The PRESIDING OFFICER. Is there a sufficient second?
There appears to be a sufficient second.
The question is, Will the Senate advise and consent to the nomination
of Porter J. Goss, of Florida, to be Director of Central Intelligence?
On this question, the yeas and nays have been ordered.
The clerk will call the roll.
The legislative clerk called the roll.
Mr. McCONNELL. I announce that the Senator from Pennsylvania (Mr.

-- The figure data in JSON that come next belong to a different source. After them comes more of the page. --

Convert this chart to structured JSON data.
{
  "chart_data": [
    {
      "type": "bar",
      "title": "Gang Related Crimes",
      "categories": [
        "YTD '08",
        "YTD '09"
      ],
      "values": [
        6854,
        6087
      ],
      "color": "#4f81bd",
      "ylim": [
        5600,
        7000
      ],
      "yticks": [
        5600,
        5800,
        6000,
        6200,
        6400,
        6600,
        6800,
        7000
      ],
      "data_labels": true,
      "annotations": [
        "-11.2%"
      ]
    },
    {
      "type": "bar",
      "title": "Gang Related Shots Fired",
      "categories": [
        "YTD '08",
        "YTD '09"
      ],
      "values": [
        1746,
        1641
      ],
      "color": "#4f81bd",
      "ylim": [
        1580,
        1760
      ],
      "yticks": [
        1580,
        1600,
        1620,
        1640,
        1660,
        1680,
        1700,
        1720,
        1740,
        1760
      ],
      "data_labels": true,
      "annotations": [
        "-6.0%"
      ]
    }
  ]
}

Santorum) and the Senator from Pennsylvania (Mr. Specter) are
necessarily absent.
Mr. REID. I announce that the Senator from Hawaii (Mr. Akaka), the
Senator from North Carolina (Mr. Edwards), the Senator from Vermont
(Mr. Jeffords), and the Senator from Massachusetts (Mr. Kerry) are
necessarily absent.
The PRESIDING OFFICER (Ms. Murkowski). Are there any other Senators
in the Chamber desiring to vote?
The result was announced--yeas 77, nays 17, as follows:
[[Page S9518]]
[Rollcall Vote No. 187 Ex.]
YEAS--77
Alexander
Allard
Allen
Baucus
Bayh
Bennett
Biden
Bond
Boxer
Breaux
Brownback
Bunning
Burns
Campbell
Cantwell
Carper
Chafee
Chambliss
Cochran
Coleman
Collins
Cornyn
Craig
Crapo
Daschle
Dayton
DeWine
Dole
Domenici
Dorgan
Ensign
Enzi
Feingold
Feinstein
Fitzgerald
Frist
Graham (FL)
Graham (SC)
Grassley
Gregg
Hagel
Hatch
Hollings
Hutchison
Inhofe
Inouye
Johnson
Kohl
Kyl
Landrieu
Lieberman
Lincoln
Lott
Lugar
McCain
McConnell
Mikulski
Miller
Murkowski
Murray
Nelson (FL)
Nelson (NE)
Nickles
Pryor
Reid
Roberts
Schumer
Sessions
Shelby
Smith
Snowe
Stevens
Sununu
Talent
Thomas
Voinovich
Warner
NAYS--17
Bingaman
Byrd
Clinton
Conrad
Corzine
Dodd
Durbin
Harkin
Kennedy
Lautenberg
Leahy
Levin
Reed
Rockefeller
Sarbanes
Stabenow
Wyden
NOT VOTING--6
Akaka
Edwards
Jeffords
Kerry
Santorum
Specter
The nomination was confirmed.
The PRESIDING OFFICER. Under the previous order, the President will
be immediately notified of the Senate's action.